萧寒潜心道小未婚妻也太害羞了,到底没再拦她,含笑的目光落在她颇有些匆忙的背影上,忽然猛地一顿,长腿跨下台阶三两步就撵上李英歌,握住她的手臂厉声道,“李英歌,你裙子上为什么有血迹?你还有哪里受伤流着血,你瞒着我做甚?”

他鲜少这样面带厉色的喊她全名。

李英歌先是一怔,随即很快反应过来他的话外之意,白眼险些翻到后脑勺去。

“寡虞哥哥,不是受伤流血。是我的小日子来了。”李英歌果断动用两世为人积累的厚脸皮,一脸冷漠地直言道,“多得你刚才又抱又拽的,我的小日子才弄脏了裙子。所以我说,我的随身包裹,被常青留在门房那儿了,我要去门房更衣。”

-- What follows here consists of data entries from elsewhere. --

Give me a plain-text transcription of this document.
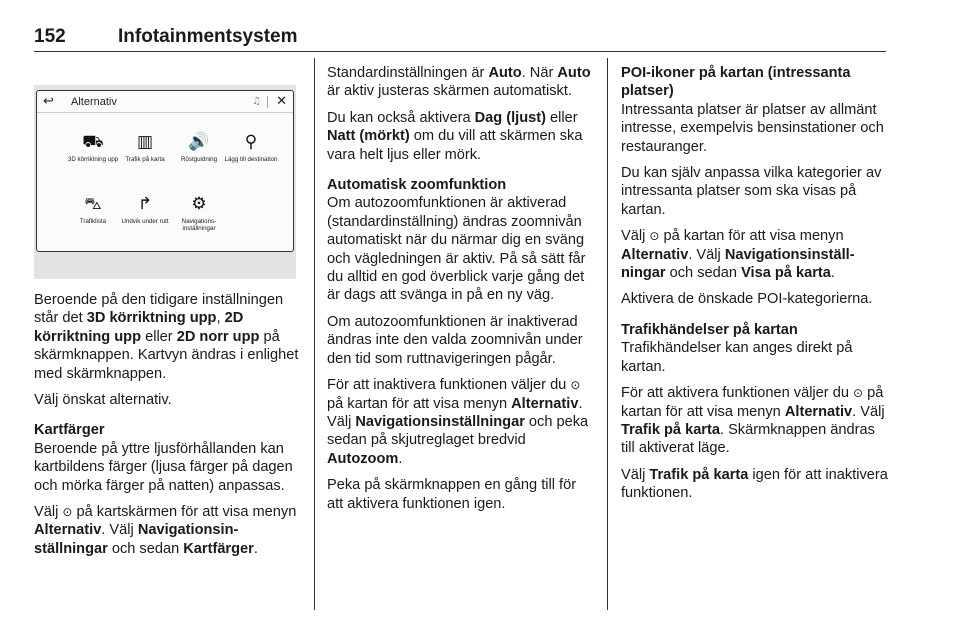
152	Infotainmentsystem
↩	Alternativ	♫ ✕
⛟
3D körriktning upp
▥
Trafik på karta
🔊
Röstguidning
⚲
Lägg till destination
⛍
Trafiklista
↱
Undvik under rutt
⚙
Navigations-inställningar

Beroende på den tidigare inställningen står det 3D körriktning upp, 2D körriktning upp eller 2D norr upp på skärmknappen. Kartvyn ändras i enlighet med skärmknappen.

Välj önskat alternativ.

Kartfärger

Beroende på yttre ljusförhållanden kan kartbildens färger (ljusa färger på dagen och mörka färger på natten) anpassas.

Välj ⊙ på kartskärmen för att visa menyn Alternativ. Välj Navigationsinställningar och sedan Kartfärger.

Standardinställningen är Auto. När Auto är aktiv justeras skärmen automatiskt.

Du kan också aktivera Dag (ljust) eller Natt (mörkt) om du vill att skärmen ska vara helt ljus eller mörk.

Automatisk zoomfunktion

Om autozoomfunktionen är aktiverad (standardinställning) ändras zoomnivån automatiskt när du närmar dig en sväng och vägledningen är aktiv. På så sätt får du alltid en god överblick varje gång det är dags att svänga in på en ny väg.

Om autozoomfunktionen är inaktiverad ändras inte den valda zoomnivån under den tid som ruttnavigeringen pågår.

För att inaktivera funktionen väljer du ⊙ på kartan för att visa menyn Alternativ. Välj Navigationsinställningar och peka sedan på skjutreglaget bredvid Autozoom.

Peka på skärmknappen en gång till för att aktivera funktionen igen.

POI-ikoner på kartan (intressanta platser)

Intressanta platser är platser av allmänt intresse, exempelvis bensinstationer och restauranger.

Du kan själv anpassa vilka kategorier av intressanta platser som ska visas på kartan.

Välj ⊙ på kartan för att visa menyn Alternativ. Välj Navigationsinställningar och sedan Visa på karta.

Aktivera de önskade POI-kategorierna.

Trafikhändelser på kartan

Trafikhändelser kan anges direkt på kartan.

För att aktivera funktionen väljer du ⊙ på kartan för att visa menyn Alternativ. Välj Trafik på karta. Skärmknappen ändras till aktiverat läge.

Välj Trafik på karta igen för att inaktivera funktionen.
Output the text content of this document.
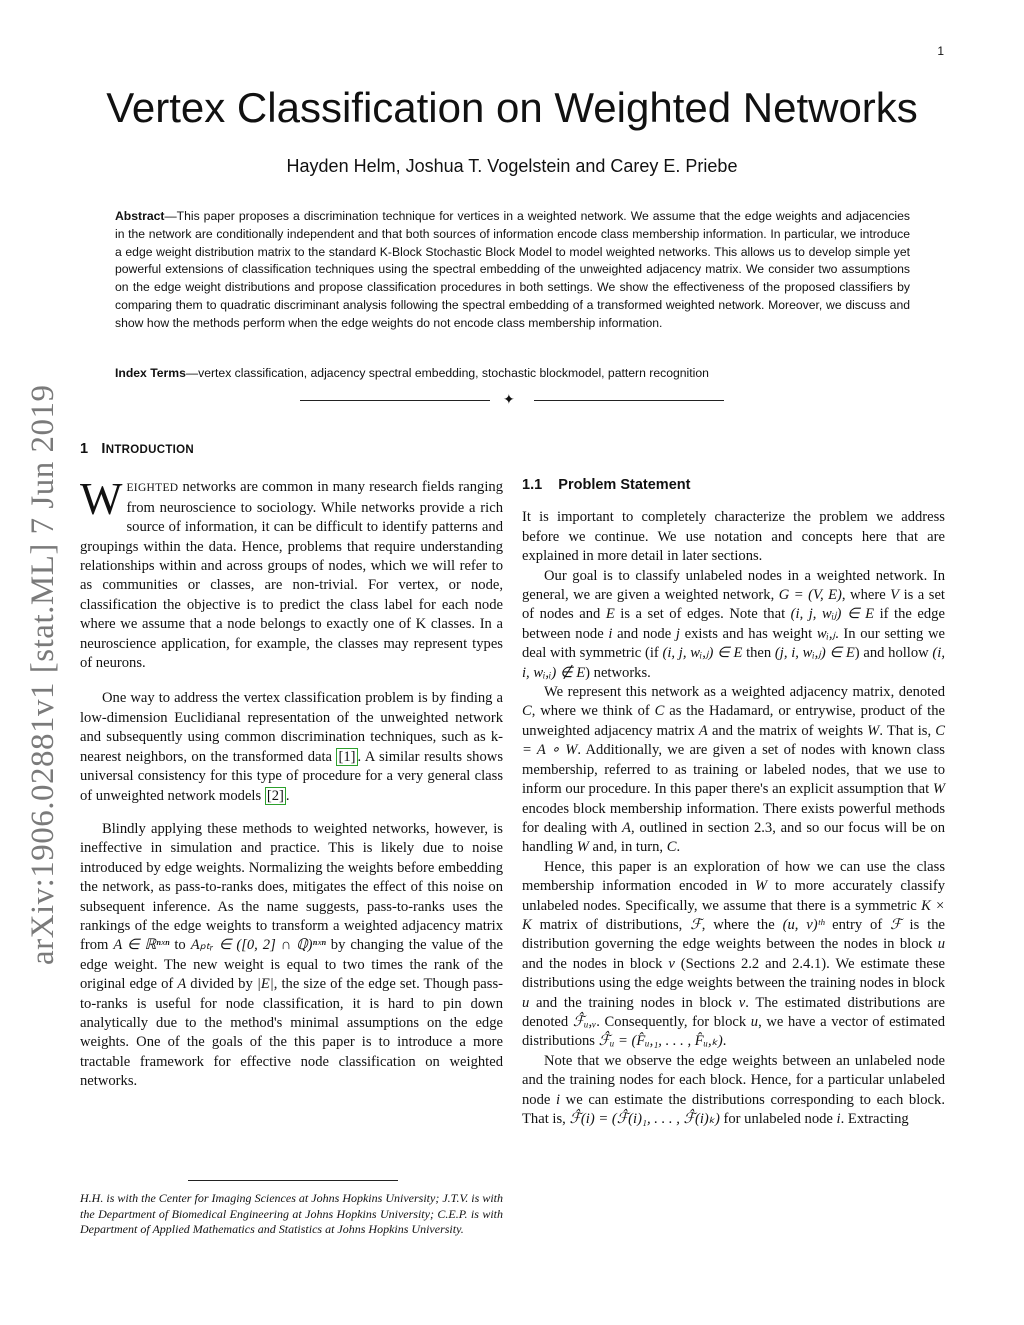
1
arXiv:1906.02881v1 [stat.ML] 7 Jun 2019
Vertex Classification on Weighted Networks
Hayden Helm, Joshua T. Vogelstein and Carey E. Priebe
Abstract—This paper proposes a discrimination technique for vertices in a weighted network. We assume that the edge weights and adjacencies in the network are conditionally independent and that both sources of information encode class membership information. In particular, we introduce a edge weight distribution matrix to the standard K-Block Stochastic Block Model to model weighted networks. This allows us to develop simple yet powerful extensions of classification techniques using the spectral embedding of the unweighted adjacency matrix. We consider two assumptions on the edge weight distributions and propose classification procedures in both settings. We show the effectiveness of the proposed classifiers by comparing them to quadratic discriminant analysis following the spectral embedding of a transformed weighted network. Moreover, we discuss and show how the methods perform when the edge weights do not encode class membership information.
Index Terms—vertex classification, adjacency spectral embedding, stochastic blockmodel, pattern recognition
✦
1 INTRODUCTION

WEIGHTED networks are common in many research fields ranging from neuroscience to sociology. While networks provide a rich source of information, it can be difficult to identify patterns and groupings within the data. Hence, problems that require understanding relationships within and across groups of nodes, which we will refer to as communities or classes, are non-trivial. For vertex, or node, classification the objective is to predict the class label for each node where we assume that a node belongs to exactly one of K classes. In a neuroscience application, for example, the classes may represent types of neurons.

One way to address the vertex classification problem is by finding a low-dimension Euclidianal representation of the unweighted network and subsequently using common discrimination techniques, such as k-nearest neighbors, on the transformed data [1] . A similar results shows universal consistency for this type of procedure for a very general class of unweighted network models [2] .

Blindly applying these methods to weighted networks, however, is ineffective in simulation and practice. This is likely due to noise introduced by edge weights. Normalizing the weights before embedding the network, as pass-to-ranks does, mitigates the effect of this noise on subsequent inference. As the name suggests, pass-to-ranks uses the rankings of the edge weights to transform a weighted adjacency matrix from A ∈ ℝⁿˣⁿ to Aₚₜᵣ ∈ ([0, 2] ∩ ℚ)ⁿˣⁿ by changing the value of the edge weight. The new weight is equal to two times the rank of the original edge of A divided by |E|, the size of the edge set. Though pass-to-ranks is useful for node classification, it is hard to pin down analytically due to the method's minimal assumptions on the edge weights. One of the goals of the this paper is to introduce a more tractable framework for effective node classification on weighted networks.

H.H. is with the Center for Imaging Sciences at Johns Hopkins University; J.T.V. is with the Department of Biomedical Engineering at Johns Hopkins University; C.E.P. is with Department of Applied Mathematics and Statistics at Johns Hopkins University.
1.1 Problem Statement

It is important to completely characterize the problem we address before we continue. We use notation and concepts here that are explained in more detail in later sections.

Our goal is to classify unlabeled nodes in a weighted network. In general, we are given a weighted network, G = (V, E), where V is a set of nodes and E is a set of edges. Note that (i, j, wᵢⱼ) ∈ E if the edge between node i and node j exists and has weight wᵢ,ⱼ. In our setting we deal with symmetric (if (i, j, wᵢ,ⱼ) ∈ E then (j, i, wᵢ,ⱼ) ∈ E) and hollow (i, i, wᵢ,ᵢ) ∉ E) networks.

We represent this network as a weighted adjacency matrix, denoted C, where we think of C as the Hadamard, or entrywise, product of the unweighted adjacency matrix A and the matrix of weights W. That is, C = A ∘ W. Additionally, we are given a set of nodes with known class membership, referred to as training or labeled nodes, that we use to inform our procedure. In this paper there's an explicit assumption that W encodes block membership information. There exists powerful methods for dealing with A, outlined in section 2.3, and so our focus will be on handling W and, in turn, C.

Hence, this paper is an exploration of how we can use the class membership information encoded in W to more accurately classify unlabeled nodes. Specifically, we assume that there is a symmetric K × K matrix of distributions, ℱ, where the (u, v)ᵗʰ entry of ℱ is the distribution governing the edge weights between the nodes in block u and the nodes in block v (Sections 2.2 and 2.4.1). We estimate these distributions using the edge weights between the training nodes in block u and the training nodes in block v. The estimated distributions are denoted ℱ̂ᵤ,ᵥ. Consequently, for block u, we have a vector of estimated distributions ℱ̂ᵤ = (F̂ᵤ,₁, . . . , F̂ᵤ,ₖ).

Note that we observe the edge weights between an unlabeled node and the training nodes for each block. Hence, for a particular unlabeled node i we can estimate the distributions corresponding to each block. That is, ℱ̂(i) = (ℱ̂(i)₁, . . . , ℱ̂(i)ₖ) for unlabeled node i. Extracting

她听得出萧寒潜严厉不足急切有余的语气,当下却顾不上言语上的忌讳了。

然后她就眼睁睁地,看着萧寒潜一瞬愣怔后,呆在了那里。

平时再油嘴滑舌毛手毛脚,到底是个没经过人事的单身青年!

李英歌被脑中这神来一笔的想法一打岔,冷脸情不自禁露出丝恶趣味的笑,轻轻松松挣开萧寒潜僵直不动的手,终于再无阻碍地进了门房里的官房。

上个茅房怎么这么难!

她无语的取出包裹里的月信用品和替换的裙子,手里动作着,脸颊却慢慢浮上两团红晕。

不是羞的,而是恼的。

加上小时候换门牙那回,她在萧寒潜面前真是没什么形象可言了!

而院中春风卷落花雨,拂过如木雕泥像般石化的萧寒潜,吹得他愣怔的俊颜上,也浮起了两抹可疑的红晕。

他很快意识到,他的小狐狸长成大姑娘了。

这想法犹如惊雷声声,轰隆隆滚过他的脑海,他足足呆了半晌,才扇了扇长而密的眼睫,默默看了眼门窗禁闭的门房,下意识的握拳抵唇,干咳了一声后,才端正好脸色,背手走到门房外。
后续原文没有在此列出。